Follwing Dr. Olliaro, James Love of the international consumer-organisation "Knowledge Ecology International" spoke about the different types of "prizes" and proposed a range of alternative push- and pull-mechanisms by which governments can create incentives for the development of urgently needed drugs. Among those is the idea for a "Prize Fund" which rewards innovation not with a licence to charge higher prices but adequate prize money.
Besides a stimulation of essential medical research via the creation of alternative incentives, research can also be launched through "direct funding". Not least the many "public private partnerships" (PPP) or "product development partnerships" (PDP), that emerged in the last years, can be understood as an expression of such targeted and in part publicly financed mission oriented research. Nicoletta Dentico, political advisor to the "Drugs for Neglected Diseases Initiative" (DNDi), a worldwide union of research-institutions, reported from the work of such a PPP/PDP. DNDi was recently able to present a new patent-free malaria-drug developed with public funds and in cooperation with Sanofi-Aventis.
The fourth and last panel pursued the question of how to turn ideas into reality, in other words strategic considerations which were – moderated by Katja Maurer (medico international) – eventually also discussed with the audience.
First, Dr. Ogwell lectured on the "International Working Group's" (IGWG) tasks and chances. He is a member of the IGWG and director for international health-relations in the Kenyan ministry of health. Without him, the IGWG would probably not have been established. In the effort for a political implementation of alternatives, the cross-national working group, established by the WHO in late 2007, could hold a crucial role. Central task of this body is the definition of a new global strategy and a plan of action for the complex "public health, innovation and intellectual property".
That research in the health field as a public goods does not have to be merely a nice idea, but is a concrete possibility, was shown by Jerome Reichman. He developed a proposal for the implementation of publicly funded clinical tests similar to fundamental research. With this it would be guaranteed, so Reichman, that the tests would be aligned with public research needs and not private-sector profit-interests.

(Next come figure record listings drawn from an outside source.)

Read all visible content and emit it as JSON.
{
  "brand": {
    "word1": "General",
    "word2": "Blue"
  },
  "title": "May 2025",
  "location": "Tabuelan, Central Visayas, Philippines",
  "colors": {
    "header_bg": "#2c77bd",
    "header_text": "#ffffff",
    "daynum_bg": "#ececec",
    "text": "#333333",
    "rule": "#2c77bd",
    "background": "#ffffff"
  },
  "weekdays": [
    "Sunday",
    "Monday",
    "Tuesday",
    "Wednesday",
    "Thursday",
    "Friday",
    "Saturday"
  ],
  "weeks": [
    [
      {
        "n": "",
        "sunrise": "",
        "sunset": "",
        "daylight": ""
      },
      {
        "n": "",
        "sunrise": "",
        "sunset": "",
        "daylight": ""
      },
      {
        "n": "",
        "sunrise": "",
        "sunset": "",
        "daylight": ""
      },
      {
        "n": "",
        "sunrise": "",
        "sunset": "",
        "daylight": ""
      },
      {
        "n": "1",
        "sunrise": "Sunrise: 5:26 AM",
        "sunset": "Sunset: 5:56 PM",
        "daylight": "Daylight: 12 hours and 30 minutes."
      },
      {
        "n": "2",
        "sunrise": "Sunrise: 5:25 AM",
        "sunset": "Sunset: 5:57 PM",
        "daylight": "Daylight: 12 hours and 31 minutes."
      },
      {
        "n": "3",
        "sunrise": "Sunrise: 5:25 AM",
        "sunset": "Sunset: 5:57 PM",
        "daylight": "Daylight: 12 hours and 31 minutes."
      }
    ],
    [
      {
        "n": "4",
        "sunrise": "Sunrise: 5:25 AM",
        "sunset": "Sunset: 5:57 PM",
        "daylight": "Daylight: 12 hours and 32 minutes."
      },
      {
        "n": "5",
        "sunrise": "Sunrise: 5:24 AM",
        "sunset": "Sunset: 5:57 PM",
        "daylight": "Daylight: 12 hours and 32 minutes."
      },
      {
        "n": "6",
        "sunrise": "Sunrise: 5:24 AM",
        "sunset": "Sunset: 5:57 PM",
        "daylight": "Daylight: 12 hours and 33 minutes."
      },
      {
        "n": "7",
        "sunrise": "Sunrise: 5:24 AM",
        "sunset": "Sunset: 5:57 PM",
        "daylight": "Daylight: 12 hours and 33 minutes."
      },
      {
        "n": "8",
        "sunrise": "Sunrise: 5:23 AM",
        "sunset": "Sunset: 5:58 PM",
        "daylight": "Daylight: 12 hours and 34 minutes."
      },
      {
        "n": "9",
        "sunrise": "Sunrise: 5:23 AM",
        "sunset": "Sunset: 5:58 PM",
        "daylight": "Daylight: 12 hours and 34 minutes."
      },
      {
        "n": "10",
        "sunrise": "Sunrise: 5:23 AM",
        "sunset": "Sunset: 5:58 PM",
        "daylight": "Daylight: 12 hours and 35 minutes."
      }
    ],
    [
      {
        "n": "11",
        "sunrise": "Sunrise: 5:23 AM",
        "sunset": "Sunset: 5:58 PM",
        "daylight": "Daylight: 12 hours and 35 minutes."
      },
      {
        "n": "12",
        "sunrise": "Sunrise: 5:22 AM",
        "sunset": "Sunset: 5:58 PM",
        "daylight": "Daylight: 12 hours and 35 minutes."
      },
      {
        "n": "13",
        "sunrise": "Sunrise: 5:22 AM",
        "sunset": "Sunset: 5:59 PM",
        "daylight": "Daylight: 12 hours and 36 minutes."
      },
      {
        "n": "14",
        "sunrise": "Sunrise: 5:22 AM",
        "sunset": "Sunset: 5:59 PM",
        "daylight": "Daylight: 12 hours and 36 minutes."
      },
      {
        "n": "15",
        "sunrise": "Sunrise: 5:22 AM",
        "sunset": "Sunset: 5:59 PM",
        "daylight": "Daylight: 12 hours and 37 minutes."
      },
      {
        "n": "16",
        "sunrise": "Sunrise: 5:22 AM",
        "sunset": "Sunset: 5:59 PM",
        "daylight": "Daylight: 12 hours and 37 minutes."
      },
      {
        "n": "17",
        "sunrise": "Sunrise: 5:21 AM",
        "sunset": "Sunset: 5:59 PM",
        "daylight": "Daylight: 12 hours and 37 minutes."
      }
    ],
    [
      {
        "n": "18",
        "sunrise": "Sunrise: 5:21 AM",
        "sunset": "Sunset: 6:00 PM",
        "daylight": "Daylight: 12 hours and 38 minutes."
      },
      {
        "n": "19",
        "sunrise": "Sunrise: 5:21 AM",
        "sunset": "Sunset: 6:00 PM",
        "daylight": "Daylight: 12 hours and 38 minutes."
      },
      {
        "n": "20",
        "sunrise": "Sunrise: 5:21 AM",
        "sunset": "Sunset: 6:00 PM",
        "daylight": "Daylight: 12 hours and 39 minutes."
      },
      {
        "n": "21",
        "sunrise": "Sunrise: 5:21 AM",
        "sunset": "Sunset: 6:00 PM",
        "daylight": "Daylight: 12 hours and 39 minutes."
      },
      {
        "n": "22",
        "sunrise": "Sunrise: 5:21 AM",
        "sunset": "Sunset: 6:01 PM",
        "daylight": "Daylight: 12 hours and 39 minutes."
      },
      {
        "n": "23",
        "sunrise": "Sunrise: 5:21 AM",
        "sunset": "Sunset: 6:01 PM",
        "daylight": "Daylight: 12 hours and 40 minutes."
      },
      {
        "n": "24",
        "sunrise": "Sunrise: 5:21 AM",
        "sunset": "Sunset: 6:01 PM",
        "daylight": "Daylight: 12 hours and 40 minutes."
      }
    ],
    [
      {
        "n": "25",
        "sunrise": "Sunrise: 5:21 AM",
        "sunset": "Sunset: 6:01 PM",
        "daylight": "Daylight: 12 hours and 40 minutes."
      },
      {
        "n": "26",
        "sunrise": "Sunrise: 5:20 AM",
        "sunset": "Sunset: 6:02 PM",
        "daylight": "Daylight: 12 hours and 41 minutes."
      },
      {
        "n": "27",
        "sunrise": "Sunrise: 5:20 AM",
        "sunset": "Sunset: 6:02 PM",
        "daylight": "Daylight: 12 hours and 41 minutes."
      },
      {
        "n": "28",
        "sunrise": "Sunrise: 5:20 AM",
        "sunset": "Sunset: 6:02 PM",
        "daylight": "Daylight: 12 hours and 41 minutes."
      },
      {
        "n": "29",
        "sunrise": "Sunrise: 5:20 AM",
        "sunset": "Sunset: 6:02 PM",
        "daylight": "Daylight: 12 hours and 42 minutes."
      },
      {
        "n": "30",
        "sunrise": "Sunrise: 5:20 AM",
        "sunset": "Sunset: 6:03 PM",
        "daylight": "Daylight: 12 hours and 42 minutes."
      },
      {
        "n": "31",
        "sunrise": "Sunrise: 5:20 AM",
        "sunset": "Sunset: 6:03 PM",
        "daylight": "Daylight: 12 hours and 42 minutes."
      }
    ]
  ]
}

Christian Wagner of the international network "Health Action International", prominent critic of the pharmaceutical industry, and contributor to BUKO Pharma-Kampagne, named the demands that NGOs and organisations in civil society address to the Geneva process around the IGWG. Concerning the assurance of innovation and access to medicines, he emphasized the necessity of public responsibility for medical research and governance of the pharmaceutical market. "Medicines as a public good" is the catchphrase that best summarises the political demands.
To conclude the event, the organisers called for a change in the global politics of health and presented the joint declaration "For innovation and access to essential medicines!". This Declaration, signed so far by the social-medical aid-organisation medico international, the ecclesiastical relief organisations Brot für die Welt and Misereor as well as the BUKO-Pharma-Kampagne, a critical observer of the pharmaceutical industry, states that many people have to die because pharmaceutical patents act as de-facto monopolies that ensure that medicines necessary for survival are prohibitively expensive or are not developed at all. Necessary medicines should be regarded as public goods and exempted from patent restrictions. The closing statement was spoken by Mute Schimpf (Misereor).